Meta CTO “Loved And Hoped To Keep” The Oculus Brand

March 19, 2025

Meta’s CTO says he “loved and hoped to keep” the Oculus brand.

“I hope that story gets told someday but suffice to say it isn’t what everyone thinks and it isn’t something I’m free to talk about just yet”, Andrew Bosworth said in a reply on X to discourse around Meta’s recent move to use “MR” to describe both MR and VR.

Meta, then Facebook, acquired Oculus in 2014 for almost $3 billion in total. For the first four years Oculus operated as a mostly independent startup, until in 2018 it became a division of Facebook, a year after Facebook fired the founder Palmer Luckey.
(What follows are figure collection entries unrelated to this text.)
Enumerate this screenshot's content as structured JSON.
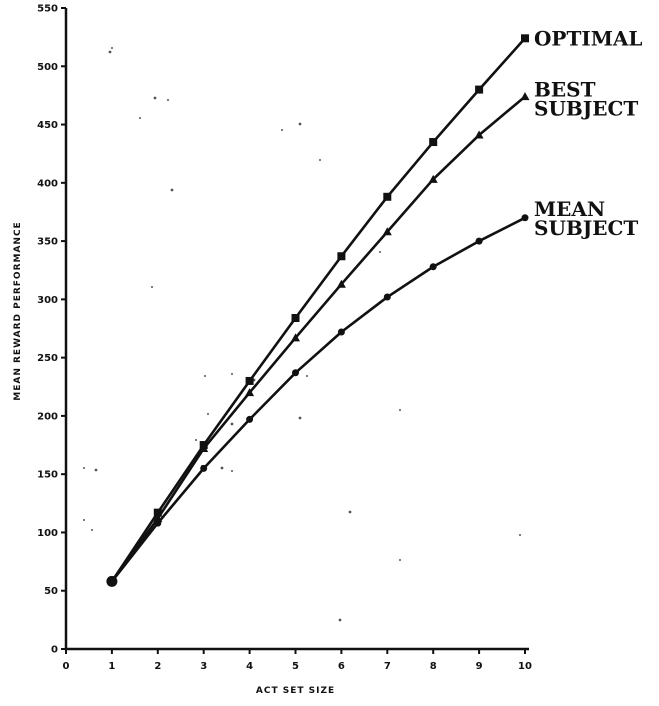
{
  "chart_data": {
    "type": "line",
    "xlabel": "ACT SET SIZE",
    "ylabel": "MEAN REWARD PERFORMANCE",
    "x": [
      1,
      2,
      3,
      4,
      5,
      6,
      7,
      8,
      9,
      10
    ],
    "xlim": [
      0,
      10
    ],
    "ylim": [
      0,
      550
    ],
    "xticks": [
      "0",
      "1",
      "2",
      "3",
      "4",
      "5",
      "6",
      "7",
      "8",
      "9",
      "10"
    ],
    "yticks": [
      "0",
      "50",
      "100",
      "150",
      "200",
      "250",
      "300",
      "350",
      "400",
      "450",
      "500",
      "550"
    ],
    "grid": false,
    "legend": "series labels at right end of each line",
    "series": [
      {
        "name": "OPTIMAL",
        "label_lines": [
          "OPTIMAL"
        ],
        "marker": "square",
        "values": [
          58,
          117,
          175,
          230,
          284,
          337,
          388,
          435,
          480,
          524
        ]
      },
      {
        "name": "BEST SUBJECT",
        "label_lines": [
          "BEST",
          "SUBJECT"
        ],
        "marker": "triangle",
        "values": [
          58,
          112,
          172,
          220,
          267,
          313,
          358,
          403,
          441,
          474
        ]
      },
      {
        "name": "MEAN SUBJECT",
        "label_lines": [
          "MEAN",
          "SUBJECT"
        ],
        "marker": "circle",
        "values": [
          58,
          108,
          155,
          197,
          237,
          272,
          302,
          328,
          350,
          370
        ]
      }
    ]
  }
}
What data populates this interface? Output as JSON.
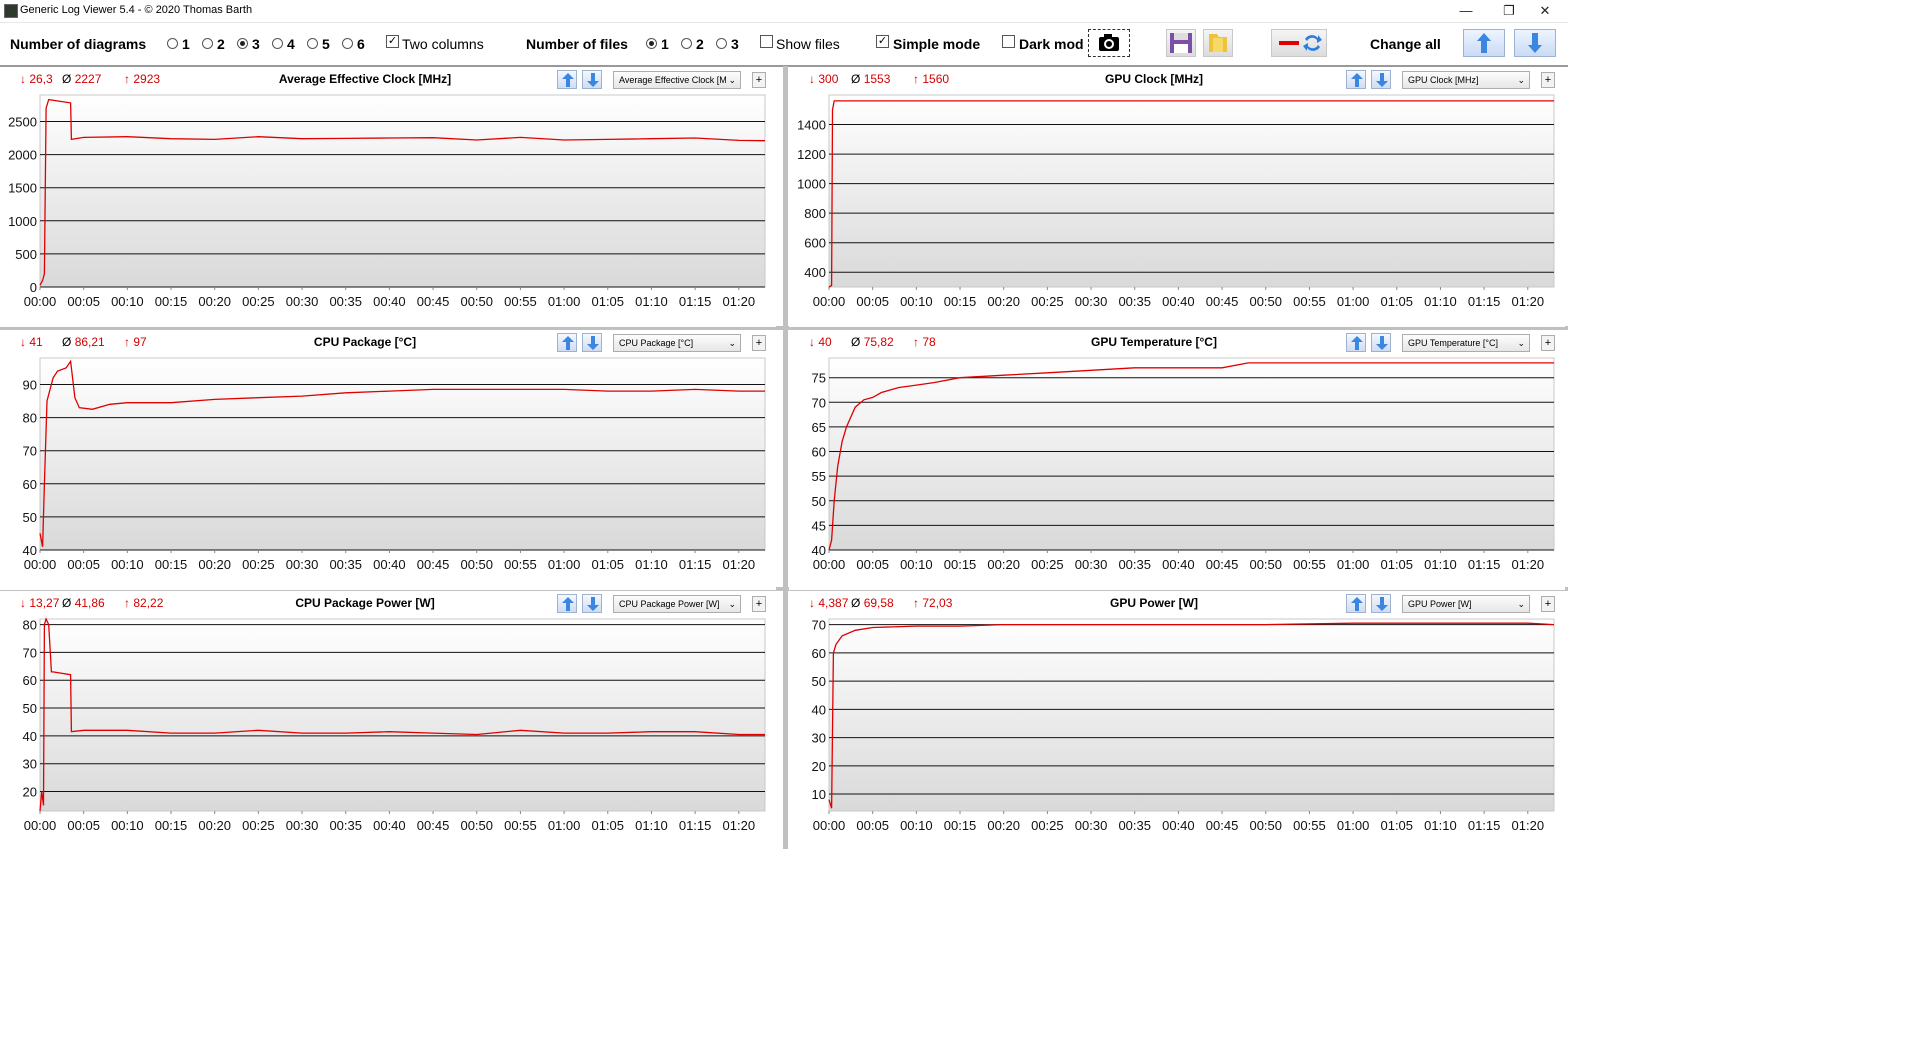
{
  "window": {
    "title": "Generic Log Viewer 5.4 - © 2020 Thomas Barth",
    "minimize": "—",
    "restore": "❐",
    "close": "✕"
  },
  "toolbar": {
    "num_diagrams_label": "Number of diagrams",
    "diagram_options": [
      "1",
      "2",
      "3",
      "4",
      "5",
      "6"
    ],
    "diagram_selected": "3",
    "two_columns_label": "Two columns",
    "two_columns_checked": true,
    "num_files_label": "Number of files",
    "file_options": [
      "1",
      "2",
      "3"
    ],
    "file_selected": "1",
    "show_files_label": "Show files",
    "show_files_checked": false,
    "simple_mode_label": "Simple mode",
    "simple_mode_checked": true,
    "dark_mode_label": "Dark mod",
    "dark_mode_checked": false,
    "change_all_label": "Change all"
  },
  "time_ticks": [
    "00:00",
    "00:05",
    "00:10",
    "00:15",
    "00:20",
    "00:25",
    "00:30",
    "00:35",
    "00:40",
    "00:45",
    "00:50",
    "00:55",
    "01:00",
    "01:05",
    "01:10",
    "01:15",
    "01:20"
  ],
  "panels": [
    {
      "id": "avg-clock",
      "title": "Average Effective Clock [MHz]",
      "min": "26,3",
      "avg": "2227",
      "max": "2923",
      "dropdown": "Average Effective Clock [M",
      "chart_data": {
        "type": "line",
        "title": "Average Effective Clock [MHz]",
        "y_ticks": [
          0,
          500,
          1000,
          1500,
          2000,
          2500
        ],
        "ylim": [
          0,
          2900
        ],
        "x_unit": "minutes",
        "xlim": [
          0,
          83
        ],
        "x": [
          0,
          0.3,
          0.5,
          0.7,
          1,
          3.5,
          3.6,
          5,
          10,
          15,
          20,
          25,
          30,
          35,
          40,
          45,
          50,
          55,
          60,
          65,
          70,
          75,
          80,
          83
        ],
        "y": [
          26,
          100,
          200,
          2700,
          2830,
          2780,
          2230,
          2260,
          2270,
          2240,
          2230,
          2270,
          2240,
          2245,
          2250,
          2255,
          2220,
          2260,
          2220,
          2230,
          2240,
          2250,
          2215,
          2210
        ]
      }
    },
    {
      "id": "gpu-clock",
      "title": "GPU Clock [MHz]",
      "min": "300",
      "avg": "1553",
      "max": "1560",
      "dropdown": "GPU Clock [MHz]",
      "chart_data": {
        "type": "line",
        "title": "GPU Clock [MHz]",
        "y_ticks": [
          400,
          600,
          800,
          1000,
          1200,
          1400
        ],
        "ylim": [
          300,
          1600
        ],
        "x_unit": "minutes",
        "xlim": [
          0,
          83
        ],
        "x": [
          0,
          0.3,
          0.4,
          0.6,
          1,
          83
        ],
        "y": [
          300,
          310,
          1500,
          1560,
          1560,
          1560
        ]
      }
    },
    {
      "id": "cpu-package",
      "title": "CPU Package [°C]",
      "min": "41",
      "avg": "86,21",
      "max": "97",
      "dropdown": "CPU Package [°C]",
      "chart_data": {
        "type": "line",
        "title": "CPU Package [°C]",
        "y_ticks": [
          40,
          50,
          60,
          70,
          80,
          90
        ],
        "ylim": [
          40,
          98
        ],
        "x_unit": "minutes",
        "xlim": [
          0,
          83
        ],
        "x": [
          0,
          0.3,
          0.5,
          0.8,
          1.5,
          2,
          3,
          3.5,
          4,
          4.5,
          6,
          8,
          10,
          15,
          20,
          25,
          30,
          35,
          40,
          45,
          50,
          55,
          60,
          65,
          70,
          75,
          80,
          83
        ],
        "y": [
          45,
          41,
          60,
          85,
          92,
          94,
          95,
          97,
          86,
          83,
          82.5,
          84,
          84.5,
          84.5,
          85.5,
          86,
          86.5,
          87.5,
          88,
          88.5,
          88.5,
          88.5,
          88.5,
          88,
          88,
          88.5,
          88,
          88
        ]
      }
    },
    {
      "id": "gpu-temp",
      "title": "GPU Temperature [°C]",
      "min": "40",
      "avg": "75,82",
      "max": "78",
      "dropdown": "GPU Temperature [°C]",
      "chart_data": {
        "type": "line",
        "title": "GPU Temperature [°C]",
        "y_ticks": [
          40,
          45,
          50,
          55,
          60,
          65,
          70,
          75
        ],
        "ylim": [
          40,
          79
        ],
        "x_unit": "minutes",
        "xlim": [
          0,
          83
        ],
        "x": [
          0,
          0.3,
          0.6,
          1,
          1.5,
          2,
          2.5,
          3,
          4,
          5,
          6,
          8,
          10,
          12,
          15,
          20,
          25,
          30,
          35,
          40,
          45,
          48,
          50,
          60,
          70,
          80,
          83
        ],
        "y": [
          40,
          42,
          50,
          57,
          62,
          65,
          67,
          69,
          70.5,
          71,
          72,
          73,
          73.5,
          74,
          75,
          75.5,
          76,
          76.5,
          77,
          77,
          77,
          78,
          78,
          78,
          78,
          78,
          78
        ]
      }
    },
    {
      "id": "cpu-power",
      "title": "CPU Package Power [W]",
      "min": "13,27",
      "avg": "41,86",
      "max": "82,22",
      "dropdown": "CPU Package Power [W]",
      "chart_data": {
        "type": "line",
        "title": "CPU Package Power [W]",
        "y_ticks": [
          20,
          30,
          40,
          50,
          60,
          70,
          80
        ],
        "ylim": [
          13,
          82
        ],
        "x_unit": "minutes",
        "xlim": [
          0,
          83
        ],
        "x": [
          0,
          0.2,
          0.4,
          0.5,
          0.7,
          1,
          1.3,
          1.5,
          3.5,
          3.6,
          5,
          10,
          15,
          20,
          25,
          30,
          35,
          40,
          45,
          50,
          55,
          60,
          65,
          70,
          75,
          80,
          83
        ],
        "y": [
          13,
          20,
          15,
          80,
          82,
          80,
          63,
          63,
          62,
          41.5,
          42,
          42,
          41,
          41,
          42,
          41,
          41,
          41.5,
          41,
          40.5,
          42,
          41,
          41,
          41.5,
          41.5,
          40.5,
          40.5
        ]
      }
    },
    {
      "id": "gpu-power",
      "title": "GPU Power [W]",
      "min": "4,387",
      "avg": "69,58",
      "max": "72,03",
      "dropdown": "GPU Power [W]",
      "chart_data": {
        "type": "line",
        "title": "GPU Power [W]",
        "y_ticks": [
          10,
          20,
          30,
          40,
          50,
          60,
          70
        ],
        "ylim": [
          4,
          72
        ],
        "x_unit": "minutes",
        "xlim": [
          0,
          83
        ],
        "x": [
          0,
          0.3,
          0.5,
          0.8,
          1.5,
          3,
          5,
          10,
          15,
          20,
          30,
          40,
          50,
          60,
          70,
          80,
          83
        ],
        "y": [
          8,
          5,
          60,
          63,
          66,
          68,
          69,
          69.5,
          69.5,
          70,
          70,
          70,
          70,
          70.5,
          70.5,
          70.5,
          70
        ]
      }
    }
  ]
}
In 2020, the division was renamed to Facebook Reality Labs, but the Oculus brand continued to be used for another year.

In 2021, upon changing its name to Meta, the company announced that it would kill “Oculus”, rebranding its VR efforts to “Meta Quest”. Over the next year almost every usage of “Oculus” was renamed, with the only remaining use of the brand today being for Oculus Studios and Oculus Publishing.
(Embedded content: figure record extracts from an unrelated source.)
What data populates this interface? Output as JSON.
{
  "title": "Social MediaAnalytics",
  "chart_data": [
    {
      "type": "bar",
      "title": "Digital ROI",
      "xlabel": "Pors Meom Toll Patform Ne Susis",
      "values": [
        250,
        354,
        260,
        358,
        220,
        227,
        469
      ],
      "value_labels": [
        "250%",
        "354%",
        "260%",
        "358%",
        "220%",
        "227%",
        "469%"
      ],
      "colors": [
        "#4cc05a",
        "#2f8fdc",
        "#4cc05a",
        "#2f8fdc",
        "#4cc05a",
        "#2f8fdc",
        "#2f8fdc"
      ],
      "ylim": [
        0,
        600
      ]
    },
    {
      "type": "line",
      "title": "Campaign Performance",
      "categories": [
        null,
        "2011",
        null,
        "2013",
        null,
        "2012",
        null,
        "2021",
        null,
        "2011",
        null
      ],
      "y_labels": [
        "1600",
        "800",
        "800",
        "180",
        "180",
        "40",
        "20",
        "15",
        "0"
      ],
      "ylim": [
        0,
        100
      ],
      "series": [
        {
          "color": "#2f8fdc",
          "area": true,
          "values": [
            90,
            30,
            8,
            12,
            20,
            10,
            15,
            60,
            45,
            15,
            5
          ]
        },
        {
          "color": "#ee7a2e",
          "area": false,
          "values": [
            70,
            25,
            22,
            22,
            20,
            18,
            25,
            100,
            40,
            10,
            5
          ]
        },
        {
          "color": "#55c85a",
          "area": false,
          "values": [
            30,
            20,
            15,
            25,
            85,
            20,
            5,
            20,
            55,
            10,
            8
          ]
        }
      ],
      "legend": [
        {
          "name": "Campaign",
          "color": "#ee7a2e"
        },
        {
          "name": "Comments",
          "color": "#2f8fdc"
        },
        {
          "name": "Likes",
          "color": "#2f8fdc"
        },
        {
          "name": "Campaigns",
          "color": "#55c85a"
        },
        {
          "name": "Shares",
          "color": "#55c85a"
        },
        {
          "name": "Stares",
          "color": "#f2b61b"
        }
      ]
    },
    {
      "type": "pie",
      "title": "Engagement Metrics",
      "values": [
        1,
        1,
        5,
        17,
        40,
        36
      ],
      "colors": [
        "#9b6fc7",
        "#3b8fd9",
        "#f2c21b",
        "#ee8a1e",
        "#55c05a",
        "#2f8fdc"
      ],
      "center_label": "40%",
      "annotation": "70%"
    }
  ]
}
Somewhat confusingly, last year Meta once again rebranded most of its VR/MR efforts, this time from Meta Quest to Meta Horizon, with Quest now only used to refer to first-party Meta headsets.

When rebranding from Oculus to Meta Quest in 2021, Bosworth claimed that the decision was taken “to make it clear that Quest is a Meta product”, stating that it was “a very difficult decision to make”.

Bosworth’s new comments, and specifically the reference to “statutes”, suggest that other legal-related reasons were at play. While he says he will “definitely tell the story some day”, for now he’s not disclosing the reasons.

These comments come six months after he publicly apologized to Palmer Luckey, the founder of Oculus, over comments he made about his firing, stating that he was “misinformed” about the reasons. “I’m grateful for the impact you made at the company and in developing VR overall,” Bosworth said to Luckey at the time.